La mujer escupe la información a una velocidad increíble. De repente comienza a hablar de la casa 12, del sol que hay en ella y qué significa eso en su vida. Debes tener cuidado con tu comunicación, dice ahora y le suelta una parrafada para que entienda qué le quiere decir.

¿Cómo te suena todo lo que te estoy contando?, pregunta la pitonisa. Normal, lo que dices ya lo sabía –responde la mujer. Por el tono parece indignada–. Era algo que ya sabía. Mientras hablabas iba pensando en situaciones en las que me ha pasado eso.

Pienso en sacar mi libreta para anotar las partes que considero más jugosas de su conservación, pero ¿a mí qué carajos me importan los vericuetos zodiacales de esa extraña?, así que me obligó a volver a la lectura, a mirar qué más le ocurre a un personaje que decide dejar su vida atrás y buscarse una nueva. Un tema mucho más envolvente que casas, signos zodiacales y ascendentes, pues ¿quién no ha deseado eso en algún momento?

martes, 16 de enero de 2024

Nada por leer

De repente no leo ningún libro. Mi ritual lector siempre orbita alrededor de varios que intento leer al tiempo. Solo un decir porque siempre hay uno que me llama más la atención y que opaca a los otros.

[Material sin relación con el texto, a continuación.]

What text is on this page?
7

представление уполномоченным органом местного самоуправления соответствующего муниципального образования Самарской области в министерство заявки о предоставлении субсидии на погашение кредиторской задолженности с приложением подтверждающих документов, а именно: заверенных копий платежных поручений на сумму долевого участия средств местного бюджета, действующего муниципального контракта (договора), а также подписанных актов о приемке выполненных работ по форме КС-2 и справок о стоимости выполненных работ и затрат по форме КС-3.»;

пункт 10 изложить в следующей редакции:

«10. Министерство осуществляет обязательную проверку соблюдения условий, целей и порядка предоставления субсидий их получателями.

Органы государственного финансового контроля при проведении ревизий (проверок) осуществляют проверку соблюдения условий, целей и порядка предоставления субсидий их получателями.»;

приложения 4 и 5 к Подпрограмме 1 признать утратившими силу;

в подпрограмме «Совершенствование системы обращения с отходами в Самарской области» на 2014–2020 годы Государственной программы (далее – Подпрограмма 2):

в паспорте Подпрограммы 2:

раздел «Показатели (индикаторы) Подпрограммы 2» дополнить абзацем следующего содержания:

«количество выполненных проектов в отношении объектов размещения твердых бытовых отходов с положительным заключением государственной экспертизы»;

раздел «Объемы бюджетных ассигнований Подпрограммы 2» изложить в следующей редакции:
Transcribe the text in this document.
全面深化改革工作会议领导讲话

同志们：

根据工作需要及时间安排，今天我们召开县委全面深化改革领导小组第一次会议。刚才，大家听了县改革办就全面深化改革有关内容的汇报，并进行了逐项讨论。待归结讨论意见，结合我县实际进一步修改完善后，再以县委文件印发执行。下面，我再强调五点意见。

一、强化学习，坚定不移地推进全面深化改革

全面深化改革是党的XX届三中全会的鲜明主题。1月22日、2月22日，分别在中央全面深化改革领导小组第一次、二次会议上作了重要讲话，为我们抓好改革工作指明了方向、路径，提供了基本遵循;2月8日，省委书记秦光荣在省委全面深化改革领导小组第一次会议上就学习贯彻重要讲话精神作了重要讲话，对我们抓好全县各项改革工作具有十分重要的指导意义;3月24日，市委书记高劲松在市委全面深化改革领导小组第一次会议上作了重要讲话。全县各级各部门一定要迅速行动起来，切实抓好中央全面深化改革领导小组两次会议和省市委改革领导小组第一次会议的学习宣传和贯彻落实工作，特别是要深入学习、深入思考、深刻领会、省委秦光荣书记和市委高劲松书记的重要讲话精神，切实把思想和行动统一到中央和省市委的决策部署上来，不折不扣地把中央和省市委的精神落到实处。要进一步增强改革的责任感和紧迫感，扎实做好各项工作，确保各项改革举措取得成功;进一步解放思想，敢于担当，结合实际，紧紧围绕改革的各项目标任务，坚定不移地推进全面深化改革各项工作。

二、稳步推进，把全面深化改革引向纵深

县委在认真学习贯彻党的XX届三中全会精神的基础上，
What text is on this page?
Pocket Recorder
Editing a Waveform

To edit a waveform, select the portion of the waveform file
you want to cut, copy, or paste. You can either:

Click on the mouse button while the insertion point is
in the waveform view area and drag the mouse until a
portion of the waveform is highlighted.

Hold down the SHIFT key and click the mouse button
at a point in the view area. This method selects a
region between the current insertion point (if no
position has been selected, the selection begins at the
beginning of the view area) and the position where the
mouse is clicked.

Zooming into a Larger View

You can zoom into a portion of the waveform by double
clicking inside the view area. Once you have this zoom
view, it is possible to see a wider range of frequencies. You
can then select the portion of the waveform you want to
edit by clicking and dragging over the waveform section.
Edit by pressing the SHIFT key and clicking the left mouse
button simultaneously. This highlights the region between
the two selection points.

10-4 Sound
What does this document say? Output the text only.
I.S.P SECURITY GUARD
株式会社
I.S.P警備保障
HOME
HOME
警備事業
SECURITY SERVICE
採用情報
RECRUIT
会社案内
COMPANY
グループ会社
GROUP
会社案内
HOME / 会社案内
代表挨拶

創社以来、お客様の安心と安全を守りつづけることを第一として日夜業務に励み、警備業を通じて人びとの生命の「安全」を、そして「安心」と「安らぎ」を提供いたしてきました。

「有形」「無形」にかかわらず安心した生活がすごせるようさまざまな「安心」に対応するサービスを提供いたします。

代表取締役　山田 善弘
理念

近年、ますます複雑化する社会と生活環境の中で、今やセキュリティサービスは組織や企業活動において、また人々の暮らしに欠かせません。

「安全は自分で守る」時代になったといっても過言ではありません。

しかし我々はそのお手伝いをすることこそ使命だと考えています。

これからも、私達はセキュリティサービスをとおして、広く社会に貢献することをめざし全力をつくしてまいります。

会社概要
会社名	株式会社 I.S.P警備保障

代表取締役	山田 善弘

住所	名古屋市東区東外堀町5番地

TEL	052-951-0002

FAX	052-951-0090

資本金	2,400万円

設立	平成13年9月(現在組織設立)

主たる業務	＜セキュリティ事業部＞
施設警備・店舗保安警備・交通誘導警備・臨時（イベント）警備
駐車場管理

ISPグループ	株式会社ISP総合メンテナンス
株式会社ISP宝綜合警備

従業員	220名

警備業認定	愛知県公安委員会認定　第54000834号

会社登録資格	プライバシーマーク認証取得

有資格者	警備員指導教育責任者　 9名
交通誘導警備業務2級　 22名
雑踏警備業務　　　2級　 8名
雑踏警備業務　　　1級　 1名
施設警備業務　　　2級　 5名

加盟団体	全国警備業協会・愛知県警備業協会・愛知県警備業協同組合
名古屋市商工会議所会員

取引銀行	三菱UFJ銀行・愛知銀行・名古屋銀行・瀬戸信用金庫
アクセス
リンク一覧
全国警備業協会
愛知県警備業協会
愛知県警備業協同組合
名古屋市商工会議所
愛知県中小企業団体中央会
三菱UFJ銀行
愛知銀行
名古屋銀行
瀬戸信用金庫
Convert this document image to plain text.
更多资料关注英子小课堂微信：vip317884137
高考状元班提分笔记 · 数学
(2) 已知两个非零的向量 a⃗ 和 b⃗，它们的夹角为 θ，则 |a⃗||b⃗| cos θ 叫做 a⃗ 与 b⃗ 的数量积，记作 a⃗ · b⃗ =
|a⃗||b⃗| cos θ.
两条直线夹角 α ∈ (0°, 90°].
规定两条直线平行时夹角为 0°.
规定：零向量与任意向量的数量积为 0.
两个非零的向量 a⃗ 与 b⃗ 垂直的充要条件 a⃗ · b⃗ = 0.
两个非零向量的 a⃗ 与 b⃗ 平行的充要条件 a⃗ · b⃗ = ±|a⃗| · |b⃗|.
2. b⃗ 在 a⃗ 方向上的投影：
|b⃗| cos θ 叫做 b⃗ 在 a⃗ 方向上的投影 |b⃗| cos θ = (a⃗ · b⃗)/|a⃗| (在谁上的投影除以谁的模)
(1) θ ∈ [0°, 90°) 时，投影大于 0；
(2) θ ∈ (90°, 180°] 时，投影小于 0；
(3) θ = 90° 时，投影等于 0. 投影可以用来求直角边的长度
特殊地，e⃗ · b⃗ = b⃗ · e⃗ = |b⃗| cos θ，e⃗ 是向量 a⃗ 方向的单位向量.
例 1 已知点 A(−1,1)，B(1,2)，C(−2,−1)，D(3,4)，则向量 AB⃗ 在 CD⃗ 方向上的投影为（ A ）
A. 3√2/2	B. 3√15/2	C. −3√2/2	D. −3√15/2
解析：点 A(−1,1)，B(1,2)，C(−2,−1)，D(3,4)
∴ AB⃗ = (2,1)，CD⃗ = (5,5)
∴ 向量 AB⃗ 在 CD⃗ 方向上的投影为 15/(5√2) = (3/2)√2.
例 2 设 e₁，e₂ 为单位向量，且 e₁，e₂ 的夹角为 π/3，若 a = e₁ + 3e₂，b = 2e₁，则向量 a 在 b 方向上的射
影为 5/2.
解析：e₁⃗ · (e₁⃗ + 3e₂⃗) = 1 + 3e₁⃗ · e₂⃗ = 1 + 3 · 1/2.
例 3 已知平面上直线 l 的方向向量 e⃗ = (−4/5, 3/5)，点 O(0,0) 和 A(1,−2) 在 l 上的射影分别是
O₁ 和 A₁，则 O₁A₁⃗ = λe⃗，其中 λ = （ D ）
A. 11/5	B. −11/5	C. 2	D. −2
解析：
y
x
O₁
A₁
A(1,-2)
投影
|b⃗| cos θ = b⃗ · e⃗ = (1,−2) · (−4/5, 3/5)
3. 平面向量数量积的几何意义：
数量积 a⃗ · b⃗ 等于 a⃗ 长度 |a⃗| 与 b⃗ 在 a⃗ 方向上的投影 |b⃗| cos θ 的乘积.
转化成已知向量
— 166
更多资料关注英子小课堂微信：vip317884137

No tengo que leer porque empecé dos novelas que no me engancharon. Desde hace un tiempo decidí que solo le voy a dar la oportunidad a las novelas que me llamen la atención desde el primer capítulo. La vida es muy corta para no disfrutar lo que se lee, No sé si esté cometiendo un error, pues puede que haya libros que se ponen buenos hacia la mitad, pero ¿qué sentido tiene comenzar una historia de forma aburrida para luego mejorarla? Lo mejor, creo, es que los escritores pongan todas las letras en el asador desde el principio y que no se guarden nada para más tarde.

Entonces aplico mi metodología para seleccionar una nueva lectura, la cual no existe y simplemente consiste en ver qué libro me atrae en ese momento. Recuerdo uno de Nuria Amat, una escritora que Rosa Montero menciona en La loca de la casa. Hace rato quiero leer su ensayo Letra Herida, pero no lo he conseguido, entonces decido leer El ladrón de libros y otras bibliomanías. Hasta ahí todo bien pues ya estoy leyendo por lo menos un libro, aunque hace falta algo importante. 

Necesito consumir ficción, una novela, pues no hacerlo, como dice Rosa Montero, es un claro síntoma de envejecimiento. Una mala cosa, pues de la misma forma en que se endurecen las arterías, se endurece la imaginación.

La obra de Montero siempre es un buen refugio lector, así que reviso que me falta leer de ella y caigo en cuenta de que no he leído La buena suerte.

Antes de comenzar la novela me cercioro de que es la primera vez que la leo, porque hay veces en que empiezo a leer un libro y al poco tiempo me doy cuenta de que ya lo había leído.